Despite managing more money on average, these groups are taking home less of it than older, male advisers. Taussig said this could mean that younger advisers and women need to get better at negotiating their fees and pay structures.


For years, conventional wisdom has said that the adviser force is aging and is not getting replenished because new recruits have trouble building a book of business and decide to leave the industry.

But in its latest survey, Fidelity found that the majority of advisers were Generation X/Y, which are defined as between the ages of 21 and 47. Advisers in this younger group are managing $59 million in client assets on average, versus $51 million for their older counterparts.

Matt Reiner, the 26-year-old chief investment officer at Atlanta-based Capital Investment Advisors, said younger advisers could be succeeding because of their ability to relate to clients still shaken by the financial crisis of 2008.

Because Gen X and Gen Y advisers have spent the bulk of their careers in tumultous times, Reiner believes they are more strategic and conservative than older advisers, who tend to have a longer and more optimistic outlook.

Younger advisers are also comfortable with technology, making them more efficient, Reiner said.

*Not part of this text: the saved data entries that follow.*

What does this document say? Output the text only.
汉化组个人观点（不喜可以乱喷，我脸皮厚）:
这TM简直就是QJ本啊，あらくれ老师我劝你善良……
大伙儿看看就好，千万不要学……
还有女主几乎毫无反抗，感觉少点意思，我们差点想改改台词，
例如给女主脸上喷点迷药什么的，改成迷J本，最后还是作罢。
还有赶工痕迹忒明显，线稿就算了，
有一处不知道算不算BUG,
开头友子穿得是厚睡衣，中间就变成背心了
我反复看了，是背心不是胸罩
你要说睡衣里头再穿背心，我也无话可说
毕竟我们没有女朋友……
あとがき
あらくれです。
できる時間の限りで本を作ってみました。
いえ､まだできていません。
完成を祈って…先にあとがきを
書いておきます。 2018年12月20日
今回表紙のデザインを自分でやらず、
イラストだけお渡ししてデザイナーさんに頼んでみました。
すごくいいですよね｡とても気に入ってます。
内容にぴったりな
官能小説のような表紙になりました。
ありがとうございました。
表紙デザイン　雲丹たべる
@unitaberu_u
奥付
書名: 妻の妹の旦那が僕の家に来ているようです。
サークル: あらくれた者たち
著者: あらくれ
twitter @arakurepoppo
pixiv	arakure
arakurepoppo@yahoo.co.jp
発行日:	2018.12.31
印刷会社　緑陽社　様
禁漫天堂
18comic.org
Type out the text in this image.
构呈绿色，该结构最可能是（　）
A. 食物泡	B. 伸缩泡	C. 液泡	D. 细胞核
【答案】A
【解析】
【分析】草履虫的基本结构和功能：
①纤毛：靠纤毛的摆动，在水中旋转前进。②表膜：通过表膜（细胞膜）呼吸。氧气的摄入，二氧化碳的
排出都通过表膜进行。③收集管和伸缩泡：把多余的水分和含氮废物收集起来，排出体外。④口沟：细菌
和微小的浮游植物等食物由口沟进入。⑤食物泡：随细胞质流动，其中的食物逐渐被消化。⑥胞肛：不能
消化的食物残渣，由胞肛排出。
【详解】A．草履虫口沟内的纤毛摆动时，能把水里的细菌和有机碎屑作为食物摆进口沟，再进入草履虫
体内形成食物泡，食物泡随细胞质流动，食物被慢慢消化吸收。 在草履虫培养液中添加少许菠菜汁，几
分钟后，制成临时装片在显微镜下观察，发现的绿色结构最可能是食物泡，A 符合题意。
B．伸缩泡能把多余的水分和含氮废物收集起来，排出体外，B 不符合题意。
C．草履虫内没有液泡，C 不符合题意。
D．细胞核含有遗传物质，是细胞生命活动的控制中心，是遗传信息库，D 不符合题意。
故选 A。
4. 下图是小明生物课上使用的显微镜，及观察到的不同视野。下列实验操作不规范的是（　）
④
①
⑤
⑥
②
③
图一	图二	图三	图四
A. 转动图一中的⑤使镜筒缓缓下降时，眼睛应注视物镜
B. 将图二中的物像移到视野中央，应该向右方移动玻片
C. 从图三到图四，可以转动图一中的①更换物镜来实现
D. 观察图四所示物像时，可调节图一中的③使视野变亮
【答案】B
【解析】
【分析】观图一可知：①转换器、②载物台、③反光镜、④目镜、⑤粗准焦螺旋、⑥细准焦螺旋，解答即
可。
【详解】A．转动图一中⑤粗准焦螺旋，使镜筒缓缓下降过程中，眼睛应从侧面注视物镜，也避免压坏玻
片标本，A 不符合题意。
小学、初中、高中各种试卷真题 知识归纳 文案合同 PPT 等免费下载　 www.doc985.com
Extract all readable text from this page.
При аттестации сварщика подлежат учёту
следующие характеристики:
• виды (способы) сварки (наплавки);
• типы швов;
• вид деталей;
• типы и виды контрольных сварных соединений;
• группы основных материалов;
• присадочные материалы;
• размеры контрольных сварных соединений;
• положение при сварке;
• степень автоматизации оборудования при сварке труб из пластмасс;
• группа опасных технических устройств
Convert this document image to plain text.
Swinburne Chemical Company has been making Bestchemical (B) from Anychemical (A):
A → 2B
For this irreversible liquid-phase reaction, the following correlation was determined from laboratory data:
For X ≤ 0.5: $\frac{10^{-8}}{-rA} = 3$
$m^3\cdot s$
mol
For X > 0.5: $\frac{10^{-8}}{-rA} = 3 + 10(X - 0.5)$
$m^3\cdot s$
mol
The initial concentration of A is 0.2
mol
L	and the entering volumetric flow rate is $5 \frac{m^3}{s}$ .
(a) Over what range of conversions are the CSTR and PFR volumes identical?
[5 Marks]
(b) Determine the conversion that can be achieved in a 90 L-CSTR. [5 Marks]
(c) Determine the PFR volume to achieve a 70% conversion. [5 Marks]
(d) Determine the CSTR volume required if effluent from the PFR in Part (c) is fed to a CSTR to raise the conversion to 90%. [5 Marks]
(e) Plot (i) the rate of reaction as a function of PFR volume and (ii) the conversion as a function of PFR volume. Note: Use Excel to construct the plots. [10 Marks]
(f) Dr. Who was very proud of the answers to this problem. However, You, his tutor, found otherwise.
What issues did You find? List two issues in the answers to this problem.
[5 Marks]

If not for him and his younger coworkers, he said, the 15-person firm, which manages $1 billion in client assets, would still be analyzing investments with pen and paper.

Reiner's 59-year-old boss and father, Michael Reiner says there was a time when clients picked an adviser by "counting the gray hairs," but more people have grown to appreciate younger advisers, who are often more focused on research and willing to adjust their strategies with the markets.

However, Reiner, who founded Capital Investment in 1996, is not writing himself off, saying clients still like seeing a firm headed by someone with a long tenure.


Merrill Lynch Wealth Management's Cynthia Hewitt, who has been on the Barron's list of Top 100 Women Advisors for seven years, says she is not surprised to hear that women have more client assets than men on average.

Generally speaking, women tend to be more approachable and more vigilant about servicing, said Hewitt, a founder of the Hart Group, a Wilmington, Delaware-based Merrill team that manages $1 billion in client assets.

Fidelity found that women, who on average managed $58 million in client assets versus $55 million for men, are also more likely to discuss financial issues outside of traditional investments - like budgeting, charitable giving, healthcare and estate planning.

Still, women earn 5 percent less than men, and make up just 13 percent of the overall financial adviser population, Fidelity's survey said. And the annual Barron's Top 100 Advisor rankings, a closely watched list in the industry, only had about a half-dozen women on it this year.